Why This Matters for Day 4
In the ESP32-C3 exercises (Day 4), you will use esp-hal which provides async-capable peripheral drivers. The patterns are the same async/await you learned here — only the runtime is different. Understanding that Rust’s Future trait is runtime-agnostic is the key insight: your async fn works with tokio or Embassy, because the language-level mechanism is identical.
Exercise: Parallel WordCounter
Build a thread-safe word frequency counter that processes text chunks in parallel. This exercise focuses on Part 1 of the chapter (threads, Arc<Mutex<>>, channels) — no async runtime needed.
Setup
cp -r solutions/day3/18_concurrency/ mysolutions/day3/18_concurrency/
cd mysolutions/day3/18_concurrency
cargo test # all tests should fail initially
What you implement
use std::collections::HashMap;
use std::sync::{Arc, Mutex};
pub struct WordCounter {
counts: Arc<Mutex<HashMap<String, usize>>>,
}
impl WordCounter {
pub fn new() -> Self;
/// Count words in a single string (single-threaded).
pub fn count(&self, text: &str);
/// Count words across multiple texts in parallel (one thread per text).
pub fn count_parallel(&self, texts: &[&str]);
/// Get the frequency of a specific word (case-insensitive).
pub fn get(&self, word: &str) -> usize;
/// Get the top N most frequent words, ordered by count descending.
pub fn top_n(&self, n: usize) -> Vec<(String, usize)>;
/// Merge another WordCounter's counts into this one.
pub fn merge(&self, other: &WordCounter);
/// Reset all counts.
pub fn reset(&self);
}
/// Channel-based variant: count words using mpsc channels.

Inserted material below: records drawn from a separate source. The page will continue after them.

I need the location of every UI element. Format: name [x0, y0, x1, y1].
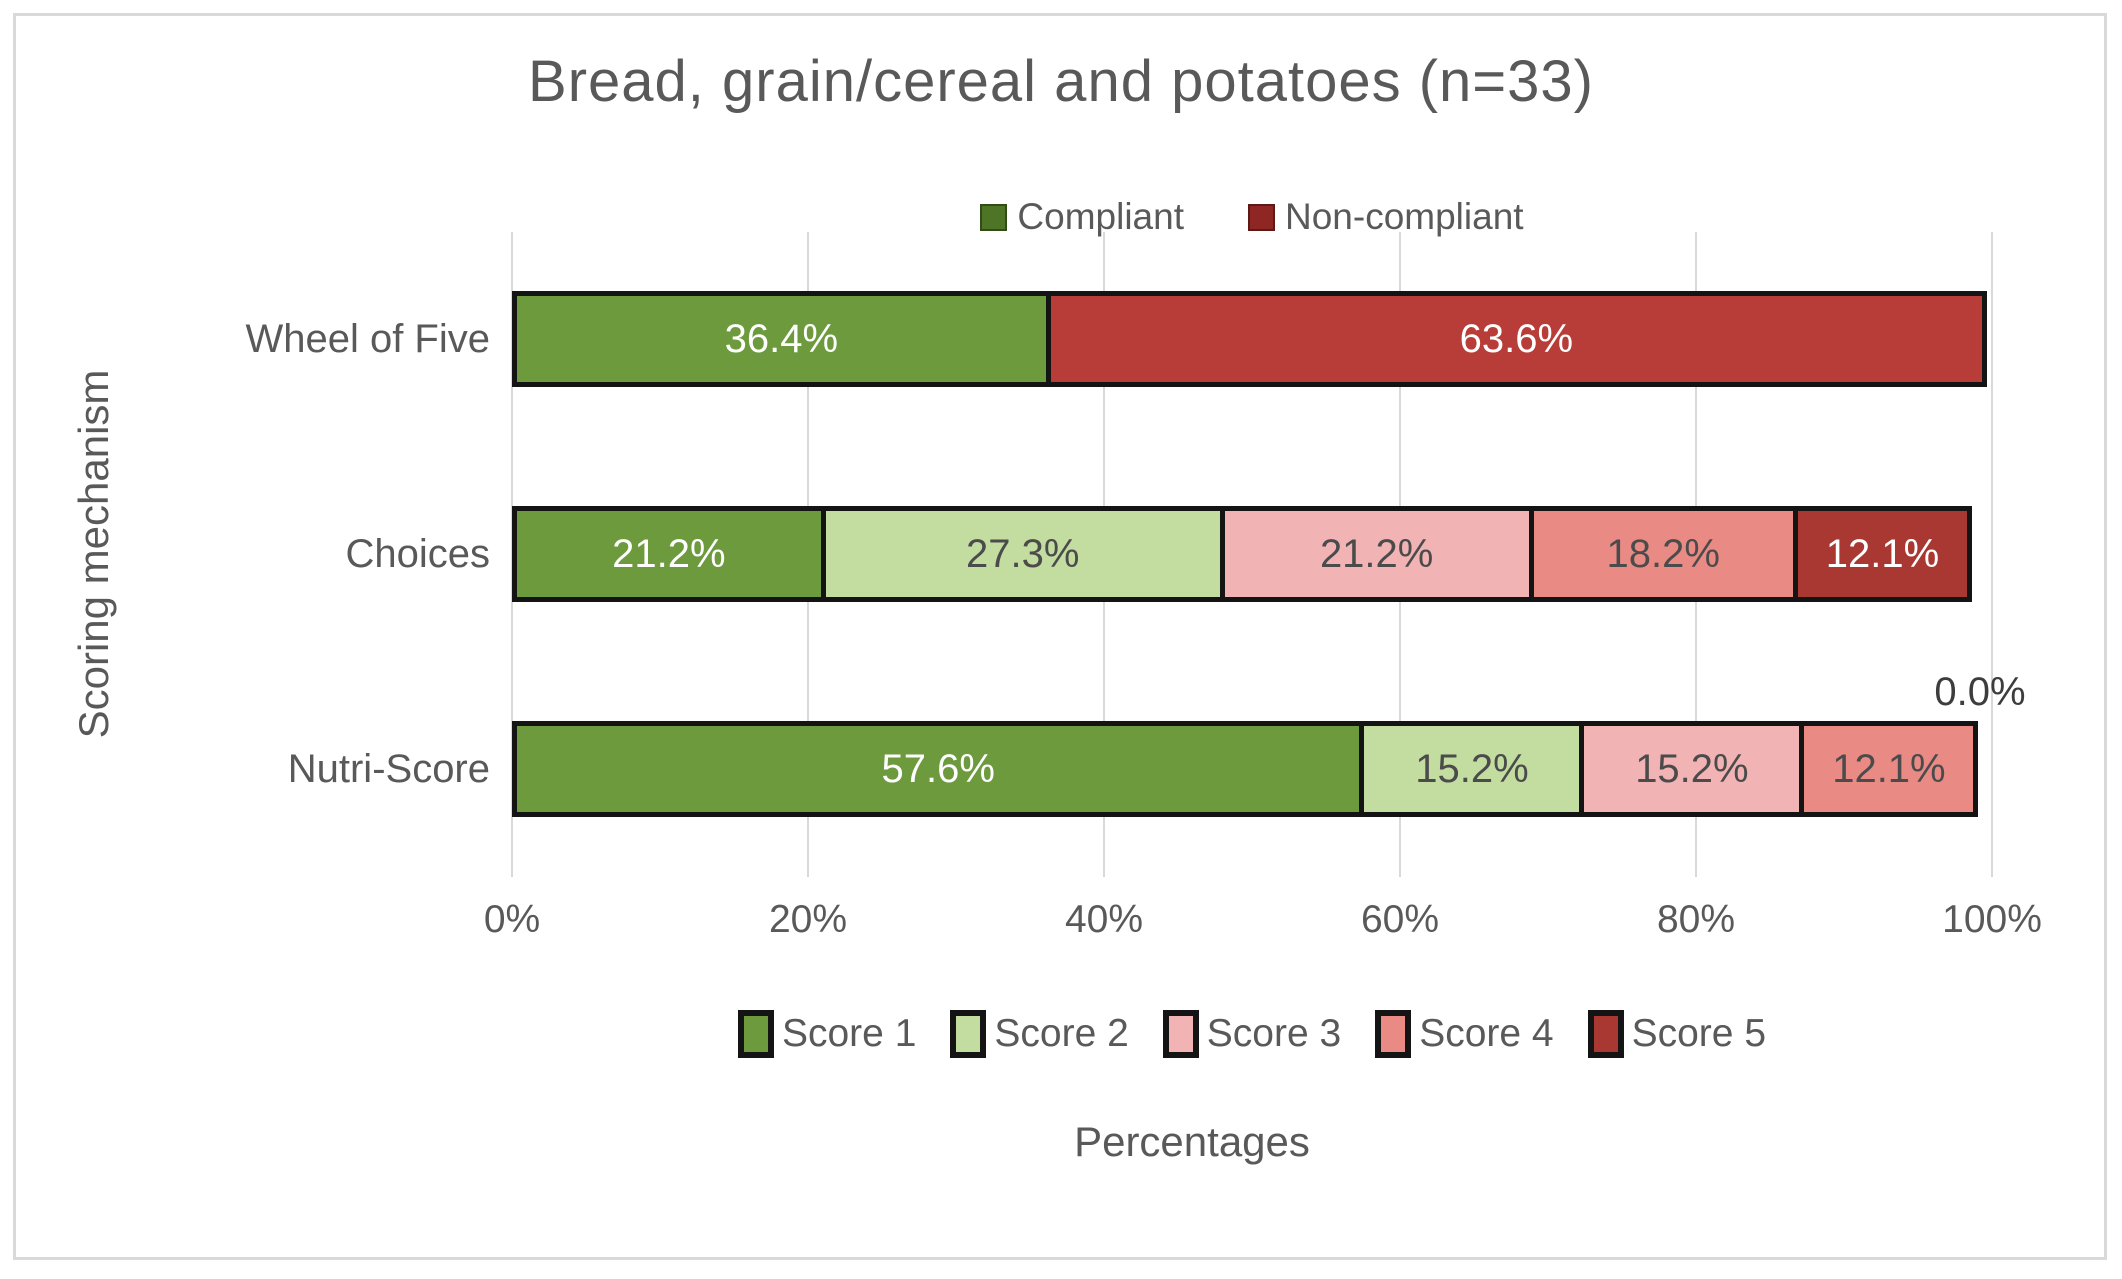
legend-swatch [980, 203, 1008, 231]
category-label: Choices [345, 531, 490, 576]
x-tick-label: 100% [1942, 898, 2042, 941]
bar-segment: 12.1% [1799, 721, 1979, 818]
bar-segment: 36.4% [512, 291, 1051, 388]
legend-swatch [737, 1010, 774, 1058]
bar-segment: 18.2% [1528, 506, 1798, 603]
x-axis-title: Percentages [1074, 1118, 1310, 1165]
chart-title: Bread, grain/cereal and potatoes (n=33) [528, 49, 1594, 114]
x-tick-label: 0% [483, 898, 541, 941]
legend-item: Score 2 [950, 1010, 1129, 1058]
legend-label: Score 4 [1419, 1012, 1554, 1055]
bar-row: 36.4% 63.6% [512, 232, 1992, 447]
legend-label: Score 1 [781, 1012, 917, 1055]
bar-segment: 63.6% [1045, 291, 1987, 388]
category-labels: Wheel of Five Choices Nutri-Score [110, 232, 490, 877]
legend-item: Score 5 [1587, 1010, 1767, 1058]
legend-swatch [1248, 203, 1275, 231]
gridline [1991, 232, 1993, 877]
legend-label: Compliant [1017, 196, 1184, 237]
stacked-bar: 57.6% 15.2% 15.2% 12.1% [512, 721, 1992, 818]
legend-swatch [950, 1010, 987, 1058]
legend-label: Score 3 [1206, 1012, 1342, 1055]
x-tick-label: 40% [1064, 898, 1144, 941]
legend-item: Score 1 [737, 1010, 917, 1058]
bar-segment: 27.3% [820, 506, 1225, 603]
legend-top: Compliant Non-compliant [512, 196, 1992, 238]
stacked-bar: 36.4% 63.6% [512, 291, 1992, 388]
category-label: Wheel of Five [245, 316, 490, 361]
x-axis-ticks: 0% 20% 40% 60% 80% 100% [484, 898, 2042, 953]
legend-label: Score 2 [994, 1012, 1129, 1055]
bar-segment: 15.2% [1579, 721, 1805, 818]
bar-segment: 12.1% [1792, 506, 1972, 603]
bar-segment: 15.2% [1359, 721, 1585, 818]
stacked-bar: 21.2% 27.3% 21.2% 18.2% 12.1% [512, 506, 1992, 603]
bar-row: 21.2% 27.3% 21.2% 18.2% 12.1% [512, 447, 1992, 662]
plot-area: 36.4% 63.6% 21.2% 27.3% 21.2% 18.2% 12.1% 0.0% 5… [511, 232, 2026, 877]
legend-swatch [1587, 1010, 1624, 1058]
x-tick-label: 60% [1360, 898, 1440, 941]
x-tick-label: 20% [768, 898, 848, 941]
bar-segment: 21.2% [512, 506, 826, 603]
zero-value-label: 0.0% [1934, 670, 2026, 714]
legend-item: Score 3 [1162, 1010, 1342, 1058]
bar-row: 57.6% 15.2% 15.2% 12.1% [512, 662, 1992, 877]
bar-segment: 21.2% [1219, 506, 1534, 603]
legend-item: Compliant [980, 196, 1184, 238]
legend-swatch [1375, 1010, 1412, 1058]
category-label: Nutri-Score [287, 746, 490, 791]
legend-bottom: Score 1 Score 2 Score 3 Score 4 Score 5 [512, 1010, 1992, 1058]
legend-item: Score 4 [1375, 1010, 1554, 1058]
legend-swatch [1162, 1010, 1199, 1058]
legend-item: Non-compliant [1248, 196, 1524, 238]
legend-label: Non-compliant [1285, 196, 1524, 237]
legend-label: Score 5 [1631, 1012, 1767, 1055]
x-tick-label: 80% [1656, 898, 1736, 941]
bar-segment: 57.6% [512, 721, 1365, 818]
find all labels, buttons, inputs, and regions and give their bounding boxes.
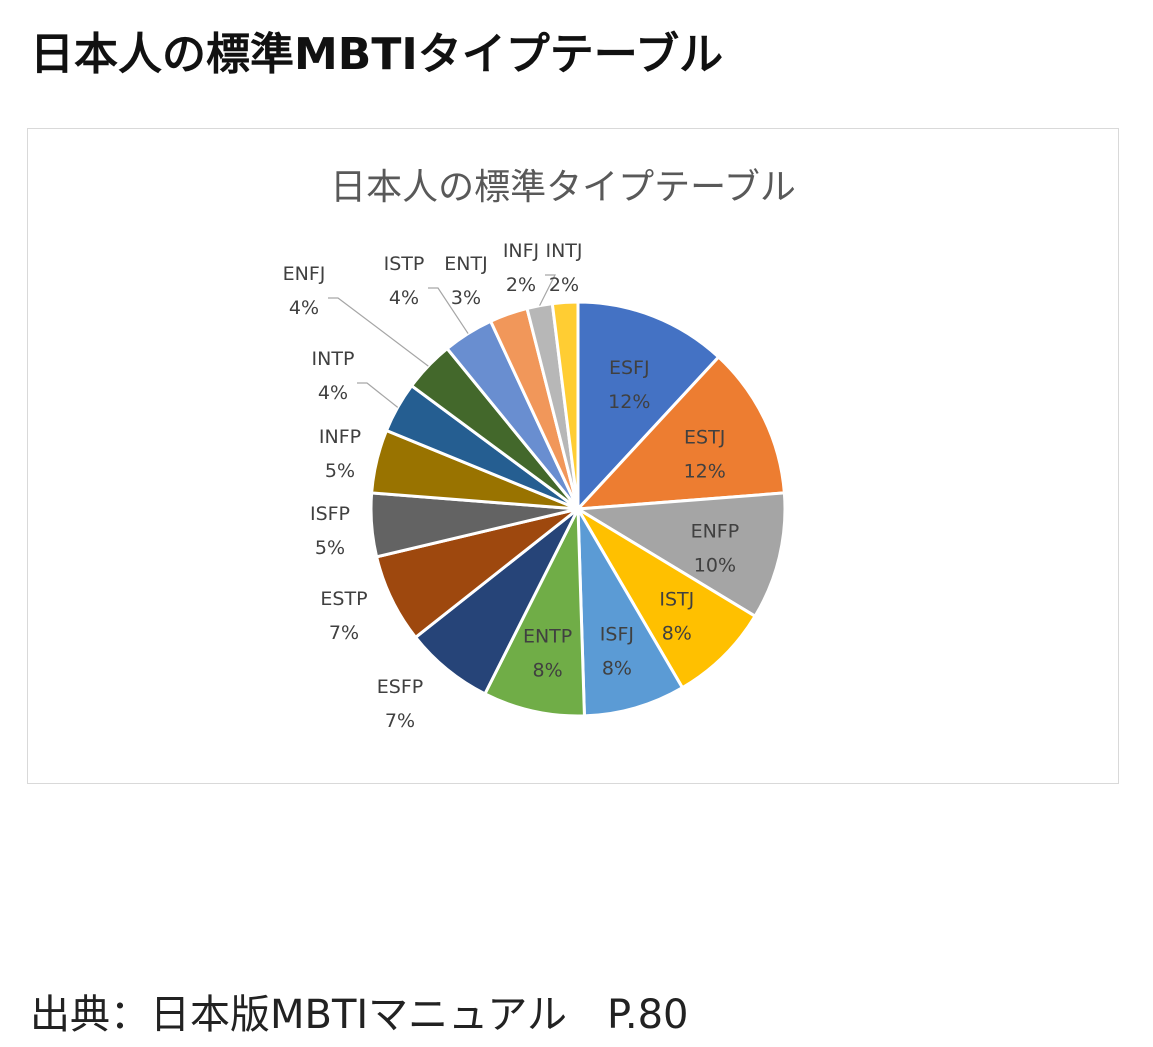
slice-enfp (573, 491, 787, 619)
slice-percent-esfj: 12% (608, 391, 650, 413)
slice-istj (576, 507, 758, 690)
leader-line-enfj (328, 297, 429, 367)
slice-label-esfj: ESFJ (609, 357, 650, 379)
slice-label-enfp: ENFP (691, 521, 740, 543)
slice-label-enfj: ENFJ (283, 263, 326, 285)
slice-percent-isfj: 8% (602, 657, 632, 679)
slice-percent-enfj: 4% (289, 297, 319, 319)
leader-line-intp (357, 382, 399, 408)
slice-label-entp: ENTP (523, 625, 572, 647)
slice-label-infp: INFP (319, 426, 361, 448)
slice-isfj (576, 508, 685, 718)
slice-entp (482, 508, 586, 718)
slice-label-entj: ENTJ (444, 253, 487, 275)
slice-label-isfj: ISFJ (600, 623, 634, 645)
slice-label-esfp: ESFP (377, 676, 423, 698)
slice-percent-esfp: 7% (385, 710, 415, 732)
slice-percent-istp: 4% (389, 287, 419, 309)
source-citation: 出典：日本版MBTIマニュアル P.80 (30, 992, 689, 1038)
slice-percent-intj: 2% (549, 274, 579, 296)
slice-percent-enfp: 10% (694, 555, 736, 577)
leader-lines (328, 274, 556, 408)
slice-percent-infp: 5% (325, 460, 355, 482)
slice-label-estp: ESTP (320, 588, 367, 610)
slice-labels: ESFJ 12% ESTJ 12% ENFP 10%ISTJ 8% ISFJ 8% ENTP 8% E… (283, 240, 740, 732)
pie-slices (369, 300, 787, 718)
leader-line-infj (539, 274, 556, 306)
page-title: 日本人の標準MBTIタイプテーブル (30, 29, 724, 80)
slice-percent-istj: 8% (662, 622, 692, 644)
slice-percent-entp: 8% (533, 659, 563, 681)
slice-percent-isfp: 5% (315, 537, 345, 559)
pie-chart: 日本人の標準タイプテーブル ESFJ 12% ESTJ 12% ENFP 10%ISTJ 8… (283, 167, 796, 732)
chart-title: 日本人の標準タイプテーブル (330, 167, 796, 208)
slice-percent-intp: 4% (318, 382, 348, 404)
slice-label-isfp: ISFP (310, 503, 350, 525)
slice-percent-entj: 3% (451, 287, 481, 309)
slice-label-istj: ISTJ (659, 588, 694, 610)
slice-label-intj: INTJ (545, 240, 582, 262)
leader-line-istp (428, 287, 469, 334)
slice-percent-infj: 2% (506, 274, 536, 296)
slice-percent-estj: 12% (684, 461, 726, 483)
slice-label-istp: ISTP (384, 253, 425, 275)
slice-percent-estp: 7% (329, 622, 359, 644)
slice-label-estj: ESTJ (684, 427, 725, 449)
slice-label-infj: INFJ (503, 240, 539, 262)
slice-label-intp: INTP (312, 348, 355, 370)
slice-esfj (576, 300, 721, 513)
chart-frame: 日本人の標準タイプテーブル ESFJ 12% ESTJ 12% ENFP 10% ISTJ 8… (27, 128, 1119, 784)
slice-estj (574, 354, 786, 511)
slice-intj (550, 300, 580, 510)
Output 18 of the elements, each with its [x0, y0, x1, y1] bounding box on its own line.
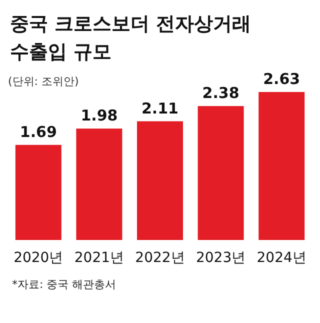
- chart-title: 중국 크로스보더 전자상거래 수출입 규모: [10, 13, 252, 63]
- chart-subtitle: (단위: 조위안): [8, 75, 79, 88]
- bar: [137, 121, 183, 240]
- x-tick-label: 2023년: [196, 250, 246, 266]
- bar: [76, 128, 122, 240]
- data-label: 2.63: [263, 70, 300, 88]
- bar: [258, 92, 305, 240]
- data-label: 1.98: [80, 106, 118, 125]
- bar: [15, 144, 62, 240]
- data-label: 2.11: [141, 99, 179, 118]
- x-tick-label: 2021년: [74, 250, 124, 266]
- x-tick-label: 2024년: [256, 250, 306, 266]
- data-label: 2.38: [202, 84, 240, 102]
- x-tick-label: 2020년: [14, 250, 64, 266]
- text: *자료: 중국 해관총서: [12, 278, 116, 291]
- data-label: 1.69: [20, 122, 57, 141]
- bar: [198, 106, 244, 240]
- x-tick-label: 2022년: [135, 250, 185, 266]
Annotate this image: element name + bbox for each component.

pub fn count_with_channel(texts: &[&str]) -> HashMap<String, usize>;
What the tests cover
| # | Test | Concept |
|---|---|---|
| 1 | count_single_text | Basic Mutex locking |
| 2 | count_ignores_case_and_punctuation | Word normalisation |
| 3 | count_empty_input | Edge case |
| 4 | parallel_matches_sequential | thread::spawn + Arc<Mutex<>> |
| 5 | top_n_returns_most_frequent | Sorting by frequency |
| 6 | top_n_alphabetical_on_tie | Tie-breaking |
| 7 | merge_combines_counts | Multi-lock coordination |
| 8 | reset_clears_all_counts | HashMap::clear under lock |
| 9 | channel_counting_matches_sequential | mpsc::channel |
| 10 | concurrent_access_is_safe | Arc<WordCounter> shared across 10 threads |
Tips
- Normalise words to lowercase and strip leading/trailing ASCII punctuation.
- In
count_parallel, build a localHashMapper thread first, then merge into the shared map under a single lock — this minimises lock contention. - For
count_with_channel, remember todrop(tx)after spawning all threads so therxiterator terminates. top_nshould break ties alphabetically (ascending) when counts are equal.
Solution
The reference solution is in solutions/day3/18_concurrency/src/lib.rs.
Summary
Rust provides two powerful concurrency models:
- Threads: Best for CPU-intensive work and simple parallelism
- Async: Best for I/O-bound work and massive concurrency
Both models provide:
- Memory safety without garbage collection
- Data race prevention at compile time
- Zero-cost abstractions
- Excellent performance
Choose based on your workload characteristics, and don’t hesitate to combine both approaches when appropriate. The key is understanding the trade-offs and selecting the right tool for each part of your application.